Una vez me quedé colgado bajando una montaña a seis mil metros de altitud. Fue en una pared de nieve y hielo. Calculamos mal la longitud del rápel de descenso y me faltaron tres metros de cuerda para alcanzar la repisa prevista para detenerme. Entonces tomé la primera decisión errónea. Me balanceé hacia la izquierda buscando un pequeño saliente, cuando a la derecha tenía una opción mejor en forma de roca estable. Me di cuenta rápido de la equivocación, pero ya no tenía vuelta atrás.
Me puse nervioso y cometí el segundo error. Clavé mal uno de los piolets, se rompió un trozo de hielo y me deslicé unos metros más hasta pararme justo antes de un pequeño desplome, tan pequeño que lo hubiera podido destrepar sin dificultad. Pero no me di cuenta. Tenía el pulso disparado y cometí el tercer error. Me desplacé hacia la derecha para acabar atrapado en una zona de nieve dura. En resumen, de todos los sitios posibles elegí el peor para esperar a mi guía. Se me hizo largo aquel rato, calculando las fuerzas que me quedaban y el tiempo que podría aguantar en aquella situación tan expuesta. Me tranquilicé, controlé el miedo y aquello quedó en un susto del que aprender.
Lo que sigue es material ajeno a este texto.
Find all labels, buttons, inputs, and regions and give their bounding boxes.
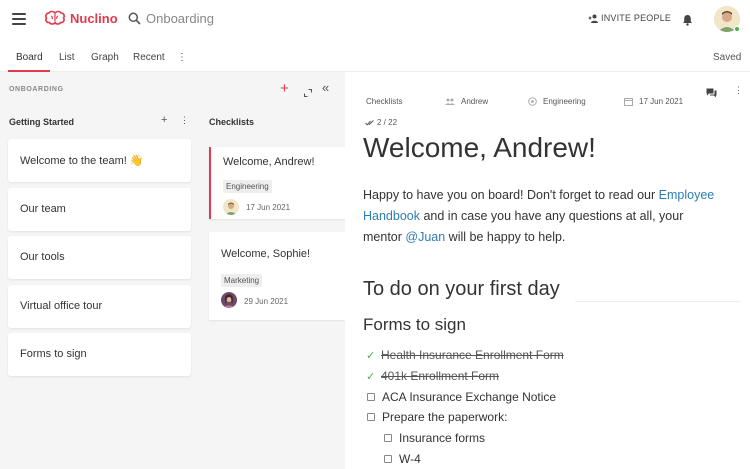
card-label: Welcome to the team! 👋 bbox=[20, 155, 144, 167]
notifications-bell-icon[interactable] bbox=[682, 13, 693, 31]
checklist-card-title: Welcome, Andrew! bbox=[223, 156, 315, 168]
section-divider bbox=[575, 301, 740, 302]
tabs-more-icon[interactable]: ⋮ bbox=[177, 52, 187, 63]
nuclino-logo[interactable]: Nuclino bbox=[44, 10, 118, 26]
view-tabs: Board List Graph Recent ⋮ Saved bbox=[0, 44, 750, 72]
checklist-card-tag: Marketing bbox=[221, 274, 263, 287]
intro-text-1: Happy to have you on board! Don't forget… bbox=[363, 188, 659, 202]
todo-text: ACA Insurance Exchange Notice bbox=[382, 390, 557, 404]
tab-list[interactable]: List bbox=[59, 52, 75, 63]
checklist-card-sophie[interactable]: Welcome, Sophie! Marketing 29 Jun 2021 bbox=[209, 232, 345, 320]
todo-item-nested: W-4 bbox=[384, 452, 421, 466]
invite-people-button[interactable]: INVITE PEOPLE bbox=[588, 13, 671, 23]
andrew-avatar bbox=[223, 199, 239, 215]
card-label: Our tools bbox=[20, 251, 65, 263]
sophie-avatar-photo-icon bbox=[221, 292, 237, 308]
andrew-avatar-photo-icon bbox=[223, 199, 239, 215]
todo-checkbox[interactable] bbox=[384, 455, 392, 463]
todo-checkbox[interactable] bbox=[367, 393, 375, 401]
expand-icon[interactable] bbox=[303, 84, 313, 102]
invite-people-label: INVITE PEOPLE bbox=[601, 13, 672, 23]
section-heading: To do on your first day bbox=[363, 278, 560, 300]
todo-item: ACA Insurance Exchange Notice bbox=[367, 390, 556, 404]
meta-collection[interactable]: Checklists bbox=[366, 97, 402, 106]
todo-checkbox[interactable] bbox=[367, 413, 375, 421]
tab-recent[interactable]: Recent bbox=[133, 52, 165, 63]
document-pane: Checklists Andrew Engineering 17 Jun 202… bbox=[345, 72, 750, 469]
tab-graph[interactable]: Graph bbox=[91, 52, 119, 63]
checklist-card-andrew[interactable]: Welcome, Andrew! Engineering 17 Jun 2021 bbox=[209, 147, 345, 219]
checked-checkmark-icon[interactable]: ✓ bbox=[366, 349, 376, 362]
checklist-progress: 2 / 22 bbox=[365, 118, 397, 127]
subsection-heading: Forms to sign bbox=[363, 315, 466, 334]
checklist-progress-label: 2 / 22 bbox=[377, 118, 398, 127]
card-our-tools[interactable]: Our tools bbox=[8, 236, 191, 279]
add-person-icon bbox=[588, 14, 598, 23]
calendar-icon bbox=[624, 98, 633, 106]
todo-text: W-4 bbox=[399, 452, 421, 466]
add-item-plus-icon[interactable]: + bbox=[280, 80, 289, 97]
card-label: Forms to sign bbox=[20, 348, 87, 360]
card-label: Our team bbox=[20, 203, 66, 215]
column-header-getting-started: Getting Started bbox=[9, 117, 75, 127]
people-icon bbox=[445, 98, 455, 105]
document-more-icon[interactable]: ⋮ bbox=[734, 85, 743, 96]
checked-checkmark-icon[interactable]: ✓ bbox=[366, 370, 376, 383]
board-title: ONBOARDING bbox=[9, 86, 64, 93]
todo-item: ✓ Health Insurance Enrollment Form bbox=[366, 348, 564, 362]
card-label: Virtual office tour bbox=[20, 300, 103, 312]
todo-text: Insurance forms bbox=[399, 431, 486, 445]
meta-team[interactable]: Engineering bbox=[528, 97, 586, 106]
card-forms-to-sign[interactable]: Forms to sign bbox=[8, 333, 191, 376]
tab-board[interactable]: Board bbox=[16, 52, 43, 63]
card-welcome-to-the-team[interactable]: Welcome to the team! 👋 bbox=[8, 139, 191, 182]
double-check-icon bbox=[365, 119, 374, 126]
search-input[interactable]: Onboarding bbox=[146, 11, 214, 26]
column-add-plus-icon[interactable]: + bbox=[161, 114, 167, 126]
app-name: Nuclino bbox=[70, 10, 118, 26]
brain-logo-icon bbox=[45, 10, 65, 25]
card-our-team[interactable]: Our team bbox=[8, 188, 191, 231]
sophie-avatar bbox=[221, 292, 237, 308]
meta-assignee[interactable]: Andrew bbox=[445, 97, 488, 106]
collapse-panel-icon[interactable]: « bbox=[322, 80, 329, 95]
meta-team-label: Engineering bbox=[543, 97, 586, 106]
todo-checkbox[interactable] bbox=[384, 434, 392, 442]
team-tag-icon bbox=[528, 97, 537, 106]
checklist-card-date: 17 Jun 2021 bbox=[246, 203, 291, 212]
intro-paragraph: Happy to have you on board! Don't forget… bbox=[363, 185, 723, 248]
meta-date[interactable]: 17 Jun 2021 bbox=[624, 97, 683, 106]
online-status-indicator bbox=[734, 26, 740, 32]
todo-text: Health Insurance Enrollment Form bbox=[381, 348, 564, 362]
todo-text: 401k Enrollment Form bbox=[381, 369, 500, 383]
document-title[interactable]: Welcome, Andrew! bbox=[363, 132, 596, 164]
todo-text: Prepare the paperwork: bbox=[382, 410, 508, 424]
checklist-card-title: Welcome, Sophie! bbox=[221, 248, 311, 260]
mentor-mention-link[interactable]: @Juan bbox=[405, 230, 445, 244]
meta-collection-label: Checklists bbox=[366, 97, 403, 106]
meta-assignee-label: Andrew bbox=[461, 97, 489, 106]
card-virtual-office-tour[interactable]: Virtual office tour bbox=[8, 285, 191, 328]
hamburger-menu-icon[interactable] bbox=[12, 13, 26, 25]
checklist-card-tag: Engineering bbox=[223, 180, 272, 193]
todo-item-nested: Insurance forms bbox=[384, 431, 485, 445]
board-panel: ONBOARDING + « Getting Started + ⋮ Check… bbox=[0, 72, 345, 469]
intro-text-3: will be happy to help. bbox=[445, 230, 566, 244]
checklist-card-date: 29 Jun 2021 bbox=[244, 297, 289, 306]
column-header-checklists: Checklists bbox=[209, 117, 255, 127]
top-bar: Nuclino Onboarding INVITE PEOPLE bbox=[0, 0, 750, 40]
todo-item: ✓ 401k Enrollment Form bbox=[366, 369, 499, 383]
search-bar[interactable]: Onboarding bbox=[128, 11, 214, 26]
todo-item: Prepare the paperwork: bbox=[367, 410, 507, 424]
save-status: Saved bbox=[713, 52, 742, 63]
column-more-icon[interactable]: ⋮ bbox=[180, 115, 189, 126]
search-icon bbox=[128, 12, 141, 25]
meta-date-label: 17 Jun 2021 bbox=[639, 97, 684, 106]
comments-icon[interactable] bbox=[706, 85, 717, 103]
Ya de vuelta en el refugio analicé la cadena de errores y cómo los nervios pueden convertir un leve imprevisto en una catástrofe. Algo hace click en la cabeza, se rompe el hilo del razonamiento lógico y se precipitan en cascada las decisiones menos acertadas. Si el primer movimiento que realicé hubiera sido el correcto ni siquiera hubiera necesitado la ayuda posterior de mi compañero. Pero los nervios, o el exceso de confianza -en mi caso fue lo primero-, te pueden meter de cabeza en un bucle desastroso.
Pedro Sánchez calculó mal y se le quedó corta la cuerda del resultado en las elecciones catalanas. Se puso un poco nervioso y se movió hacia Murcia para asestar una estocada al PP, pero no midió bien los apoyos y se quedó atascado en una posición política comprometida. Comenzó a hiperventilar y convirtió los comicios de Madrid en un plebiscito sobre su persona, que perdió estrepitosamente. Aún noqueado por el fracaso se puso a explicar a millones de españoles que no saben si llegarán a fin de mes cómo será nuestro país en 2050. Se mofaron de la performance hasta sus medios más afines, y entonces decidió acelerar los indultos a unos políticos que intentaron dar un golpe de Estado hace solo tres años.
La candidatura de Illa no cosechó ningún desastre. La ecuación parlamentaria no salió bien por poco, pero no calcularon la escasa diferencia de escaños entre ERC y JxCat, que dejaba al partido de Junqueras sin margen para la pirueta del tripartito. Esto no era un drama, pero la soberbia de Sánchez lo metió de cabeza en un bucle de calamidades políticas en el que se está ahogando. Si el presidente del Gobierno no se comportara como un jugador de casino, si no se manejara en política como un ludópata enganchado a los órdagos, los tropezones posteriores no hubieran sucedido. La suerte nunca es eterna.
No me cuesta reconocer que ninguna de las actividades más expuestas que he realizado en la alta montaña hubieran sido posibles para mí sin la ayuda de un guía profesional. Ni tengo los recursos técnicos ni la experiencia suficiente para ascender en solitario el Cervino o recorrer la arista de los Lyskamm sin matarme. Y esa mínima humildad más que como virtud funciona como salvavidas.
La primera obligación de un guía es asegurarse él, no tanto por egoísmo sino porque es la única manera de evitar que su cliente, si tropieza, se vaya abajo por un precipicio. Otro asunto importante es el control de riesgos previo, saber por dónde se puede y por dónde no se puede pasar sin despeñarte. Ahora Iván Redondo, el sherpa a sueldo del presidente del Gobierno, ha dicho que “se tiraría a un barranco por Sánchez”, y de repente lo hemos entendido todo. En lugar de impedir que su cliente -cuya temeridad política ha quedado sobradamente acreditada- se precipite por un despeñadero, nos comunica que saltará detrás de él.
Un montañero asume riesgos, y los errores o la fatalidad los paga en primera persona. Es cierto que los efectos colaterales también pueden afectar a un número reducido de personas, sus seres más queridos. Pero cuando un presidente del Gobierno se asoma tanto y tan a menudo al abismo, su caída termina ocasionando fracturas a toda la sociedad. De esto es responsable el gobernante kamikaze, claro, pero también el guía que no solo no lo frena sino que le da palmadas al borde de la sima.